Pendant ce temps, le budget de la recherche publique stagne et le CNRS continue de baisser le nombre de ses recrutements. Ici se trouve le principal écueil de nos politiques budgétaires. Cela fait des années et des années qu'une érosion de notre base fiscale est menée par les différents gouvernements. Nous nous privons de dizaines de milliards de recettes fiscales à travers tout un tas d'exonérations d'impôts bénéficiant toujours au mieux lotis, que ce soit les entreprises ou les ménages. Dans le même temps, pour compenser ces pertes de recettes, on contraint la dépense.
La recherche illustre parfaitement ce paradoxe. Permettez-moi de citer Alain Prochiantz, chercheur en neurobiologie et professeur au Collège de France : « Constatons seulement que priver la recherche publique de ces milliards supplémentaires dans son budget annuel condamne notre pays à décrocher tôt ou tard dans la compétition internationale et à perdre son rang de cinquième ou sixième puissance mondiale dans la production des connaissances. »
Le CIR doit donc impérativement être recentré sur les entreprises qui en ont réellement besoin et, surtout, il doit permettre de financer des recherches répondant à l'intérêt général. La recherche publique, en particulier la recherche fondamentale et non programmable, pâtit aussi du recours au système d'appel à projet. L'Agence nationale de la recherche bénéficie cette année encore de crédits en hausse de 33 millions. Pourtant, son fonctionnement par appel à projet devient une véritable difficulté pour nombre de chercheurs. Seuls 14 % des projets proposés sont finalement financés, si bien que les scientifiques perdent leur temps et leur énergie à chercher d'hypothétiques financements.
Cette contrainte sur la liberté des chercheurs est un frein à la recherche fondamentale, à la découverte et à la prise d'initiative : elle assèche la production scientifique. De même, la course aux publications est un réel danger pour la qualité de la recherche.

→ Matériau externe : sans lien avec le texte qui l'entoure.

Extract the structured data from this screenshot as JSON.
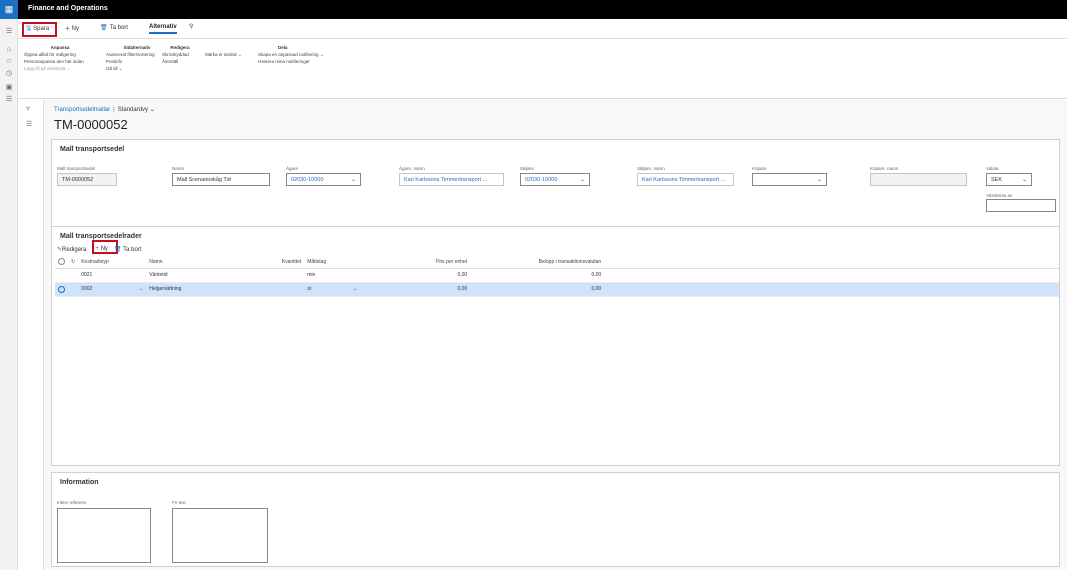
{
  "app": {
    "title": "Finance and Operations"
  },
  "cmdbar": {
    "save": "Spara",
    "new": "Ny",
    "delete": "Ta bort",
    "options": "Alternativ"
  },
  "ribbon": {
    "groups": [
      {
        "header": "Anpassa",
        "items": [
          "Öppna alltid för redigering",
          "Personanpassa den här sidan",
          "Lägg till på arbetsyta"
        ]
      },
      {
        "header": "Sidalternativ",
        "items": [
          "Avancerat filter/sortering",
          "Postinfo",
          "Gå till"
        ]
      },
      {
        "header": "Redigera",
        "items": [
          "Skrivskyddad",
          "Återställ"
        ]
      },
      {
        "header": "",
        "items": [
          "Märka er ändrat"
        ]
      },
      {
        "header": "Dela",
        "items": [
          "Skapa en anpassad notifiering",
          "Hantera mina notifieringar"
        ]
      }
    ]
  },
  "breadcrumb": {
    "link": "Transportsedelmallar",
    "view": "Standardvy"
  },
  "page": {
    "title": "TM-0000052"
  },
  "header_card": {
    "title": "Mall transportsedel",
    "fields": {
      "mall": {
        "label": "Mall transportsedel",
        "value": "TM-0000052"
      },
      "namn": {
        "label": "Namn",
        "value": "Mall Scenarioskåg Tid"
      },
      "agare": {
        "label": "Ägare",
        "value": "02030-10000"
      },
      "agare_namn": {
        "label": "Ägare, namn",
        "value": "Karl Karlssons Timmertransport ..."
      },
      "saljare": {
        "label": "Säljare",
        "value": "02030-10000"
      },
      "saljare_namn": {
        "label": "Säljare, namn",
        "value": "Karl Karlssons Timmertransport ..."
      },
      "kopare": {
        "label": "Köpare",
        "value": ""
      },
      "kopare_namn": {
        "label": "Köpare, namn",
        "value": ""
      },
      "valuta": {
        "label": "Valuta",
        "value": "SEK"
      },
      "attesteras": {
        "label": "Attesteras av",
        "value": ""
      }
    }
  },
  "lines_card": {
    "title": "Mall transportsedelrader",
    "toolbar": {
      "edit": "Redigera",
      "new": "Ny",
      "delete": "Ta bort"
    },
    "columns": {
      "kostnadstyp": "Kostnadstyp",
      "namn": "Namn",
      "kvantitet": "Kvantitet",
      "mattslag": "Måttslag",
      "pris": "Pris per enhet",
      "belopp": "Belopp i transaktionsvalutan"
    },
    "rows": [
      {
        "kostnadstyp": "0021",
        "namn": "Väntetid",
        "kvantitet": "",
        "mattslag": "min",
        "pris": "0,00",
        "belopp": "0,00"
      },
      {
        "kostnadstyp": "0002",
        "namn": "Helgersättning",
        "kvantitet": "",
        "mattslag": "st",
        "pris": "0,00",
        "belopp": "0,00"
      }
    ]
  },
  "info_card": {
    "title": "Information",
    "internal_ref": "Intern referens",
    "free_text": "Fri text"
  },
  "colors": {
    "accent": "#1b6ec2",
    "highlight": "#c50f1f",
    "selected_row": "#cfe4fa"
  }
}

Enfin, je regrette que rien dans ce budget n'améliore les conditions de vie et de travail des doctorants et des doctorantes et des dizaines de milliers de vacataires sous-payés, sans qui, pourtant, l'Université ne pourrait pas fonctionner.
Pour toutes ces raisons, le groupe GDR ne votera pas les crédits de la mission « Recherche et enseignement supérieur ».